Like the pattern of an afghan knit, the zigzag deposition of the anticline is crazy and wandering, like the entrenched meanders of the San Juan miles west. I search with my eyes for Moki Dugway, a cliffside road carved in spinning switchbacks to the top of the plateau to the north, but can’t find it.  I give up, and study the seven mushroom towers that crown the top of the mesa to the west, connected to me by a flat, red saddle dusted with wintering sage.

What do you want to tell me? I ask the great What Is.

A voice deep within answers: Nothing I wouldn’t have told you if you’d stayed at home.

For the rest of that hike down the layers of stone and slides of sand, I remembered not to seek, and not to not seek. And then the answers came, in the form of tears of gratitude:

I want to be out in this place, I realized as I washed the bottoms of my boots in a clear stream at the bottom of the valley.

I want to live where I live already, far far from airplane noise and interstates and orange city grid light. I felt joy as I drove back toward home and saw the San Juan canyons yawn toward horizons cut with mudstone bluffs by wide, flat water, grazed by horses saddled with Native men.

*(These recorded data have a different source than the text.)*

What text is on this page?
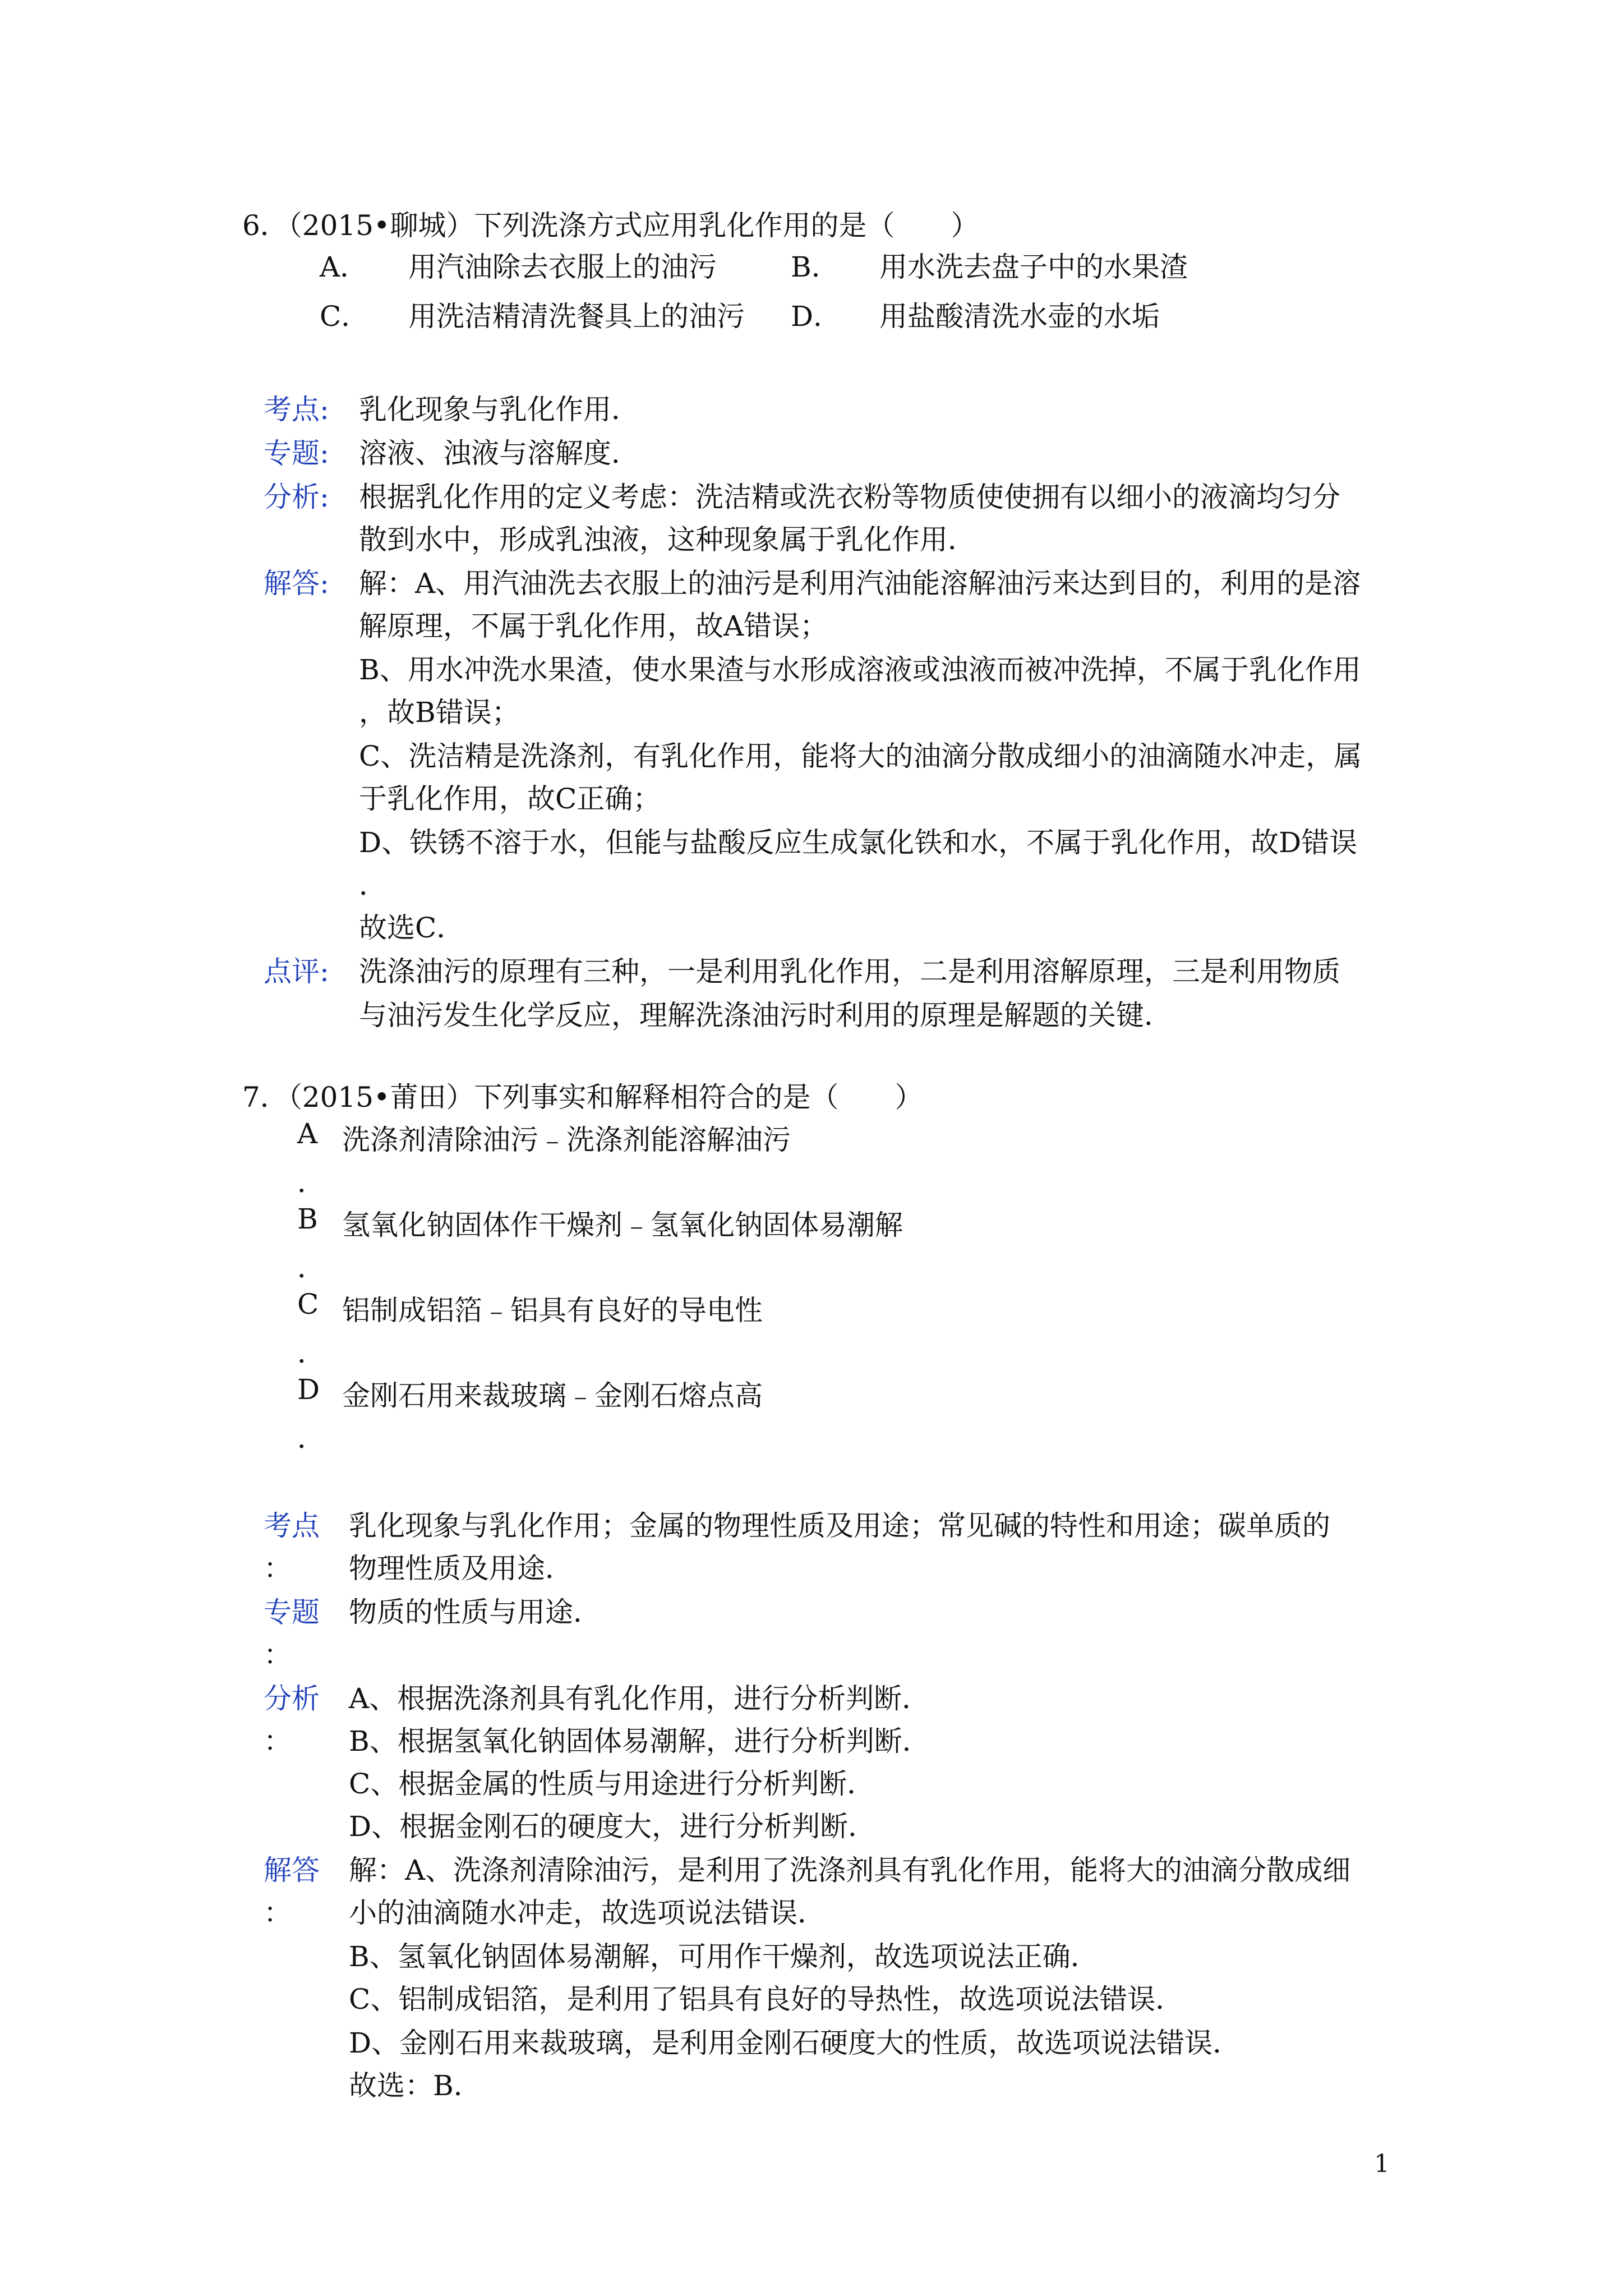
6．（2015•聊城）下列洗涤方式应用乳化作用的是（　　）
A． 用汽油除去衣服上的油污	B． 用水洗去盘子中的水果渣
C． 用洗洁精清洗餐具上的油污 D． 用盐酸清洗水壶的水垢
考点: 乳化现象与乳化作用．
专题: 溶液、浊液与溶解度．
分析: 根据乳化作用的定义考虑：洗洁精或洗衣粉等物质使使拥有以细小的液滴均匀分
散到水中，形成乳浊液，这种现象属于乳化作用．
解答: 解：A、用汽油洗去衣服上的油污是利用汽油能溶解油污来达到目的，利用的是溶
解原理，不属于乳化作用，故A错误；
B、用水冲洗水果渣，使水果渣与水形成溶液或浊液而被冲洗掉，不属于乳化作用
，故B错误；
C、洗洁精是洗涤剂，有乳化作用，能将大的油滴分散成细小的油滴随水冲走，属
于乳化作用，故C正确；
D、铁锈不溶于水，但能与盐酸反应生成氯化铁和水，不属于乳化作用，故D错误
．
故选C．
点评: 洗涤油污的原理有三种，一是利用乳化作用，二是利用溶解原理，三是利用物质
与油污发生化学反应，理解洗涤油污时利用的原理是解题的关键．
7．（2015•莆田）下列事实和解释相符合的是（　　）
A 洗涤剂清除油污﹣洗涤剂能溶解油污
．
B 氢氧化钠固体作干燥剂﹣氢氧化钠固体易潮解
．
C 铝制成铝箔﹣铝具有良好的导电性
．
D 金刚石用来裁玻璃﹣金刚石熔点高
．
考点
：
乳化现象与乳化作用；金属的物理性质及用途；常见碱的特性和用途；碳单质的
物理性质及用途．
专题
：
物质的性质与用途．
分析
：
A、根据洗涤剂具有乳化作用，进行分析判断．
B、根据氢氧化钠固体易潮解，进行分析判断．
C、根据金属的性质与用途进行分析判断．
D、根据金刚石的硬度大，进行分析判断．
解答
：
解：A、洗涤剂清除油污，是利用了洗涤剂具有乳化作用，能将大的油滴分散成细
小的油滴随水冲走，故选项说法错误．
B、氢氧化钠固体易潮解，可用作干燥剂，故选项说法正确．
C、铝制成铝箔，是利用了铝具有良好的导热性，故选项说法错误．
D、金刚石用来裁玻璃，是利用金刚石硬度大的性质，故选项说法错误．
故选：B．
1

I want to serve where I already work, I envisioned as I scanned the razored top of Comb Ridge, its bottoms escorted by treed washes east and west. And I wanted to spend time with the people who already surrounded me.

I didn’t need to drive and walk all all the way out here to arrive at that answer. Didn’t need Jon Kabat-Zinn or Eckhart Tolle or  Jay Krishnamurti to tell me how to breathe or which direction to head in. What they said was that I already knew. And the only direction to which they pointed was inside. If you really want to find, you can’t seek. If you really want to see, you can’t look. If you really want to know, then don’t know anything.

And yet, I’d never have found out it among the distractions of online and DVD’s and Doritos. It’s when I first search, then stop searching, that answers come. I knew that to be the way, as I surveyed the flat topped hills that were not quite buttes and not exactly mesas on Navajoland, on my way back toward places called Aneth and Ismay.

Yet not to surrender with the expectation of receiving anything in return for the surrender. For it never comes that way. And it never even really comes. It’s just always there, just below a sand surface stripped clean by winds to become the bones of the earth, the stone skin of the Valley of the Gods.

How to get there: The Valley of the Gods loop can be accessed from either Utah Highway 261 (about 10 miles northeast of Mexican Hat, Utah) or U.S. Highway 163, about 15 miles west of the town of Bluff, Utah, and seven miles east of Mexican Hat, Utah. Driving time is approximately one to two hours around the loop.